Содержание[83]
Война между эллинами затягивалась, и обе стороны, как афиняне, так и лакедемоняне, равно как и союзники тех и других, испытали уже много горя. Поэтому афиняне отправили к лакедемонянам полномочных послов; в числе этих последних был и Андокид. Лакедемоняне выдвинули ряд условий и также отправили своих послов в Афины. Было решено, чтобы в течение сорока дней афинский народ рассмотрел вопрос о мире. Ввиду этого Андокид и советует афинянам принять условия мира. Таким образом, речь имеет форму совета; главная тема — выгодность мира. Филохор рассказывает о приезде послов из Лакедемона и о том, как они уехали, ничего не добившись, поскольку Андокиду не удалось убедить своих соотечественников. По словам Дионисия, эта речь подложна.

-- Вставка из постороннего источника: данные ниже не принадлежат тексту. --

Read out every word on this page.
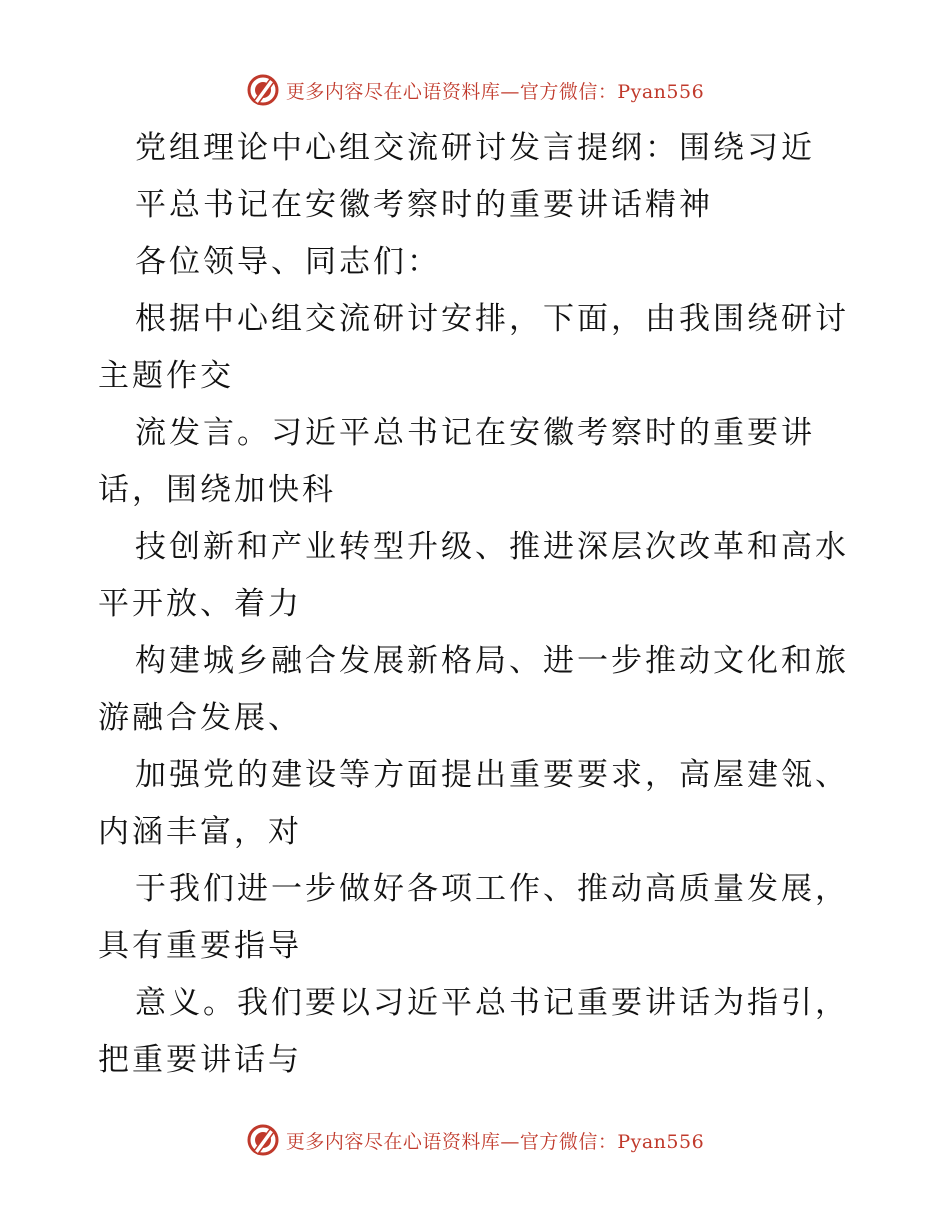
更多内容尽在心语资料库—官方微信：Pyan556
党组理论中心组交流研讨发言提纲：围绕习近
平总书记在安徽考察时的重要讲话精神
各位领导、同志们：
根据中心组交流研讨安排，下面，由我围绕研讨
主题作交
流发言。习近平总书记在安徽考察时的重要讲
话，围绕加快科
技创新和产业转型升级、推进深层次改革和高水
平开放、着力
构建城乡融合发展新格局、进一步推动文化和旅
游融合发展、
加强党的建设等方面提出重要要求，高屋建瓴、
内涵丰富，对
于我们进一步做好各项工作、推动高质量发展，
具有重要指导
意义。我们要以习近平总书记重要讲话为指引，
把重要讲话与
更多内容尽在心语资料库—官方微信：Pyan556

(1) Справедливый мир лучше войны — это, мне кажется, все вы, афиняне, понимаете. Однако не все вы знаете, что выступающие ораторы согласны лишь со словом "мир", но зато противятся тем действиям, благодаря которым мир мог бы наступить. Они говорят, что если мир будет заключен, то народу придется сильно опасаться, как бы нынешнее государственное устройство не было ниспровергнуто. (2) Конечно, если бы афинский народ никогда прежде не заключал мира с лакедемонянами, то эти наши опасения были бы вполне оправданы как вследствие нашей неопытности в таких делах, так и ввиду недоверия к лакедемонянам. Но так как мы не раз уже в прежние времена заключали с ними мир, сохраняя при этом демократический строй, то не стоит ли сначала посмотреть, как все это происходило? Ведь по событиям прошлых дней, афиняне, следует судить и о будущем.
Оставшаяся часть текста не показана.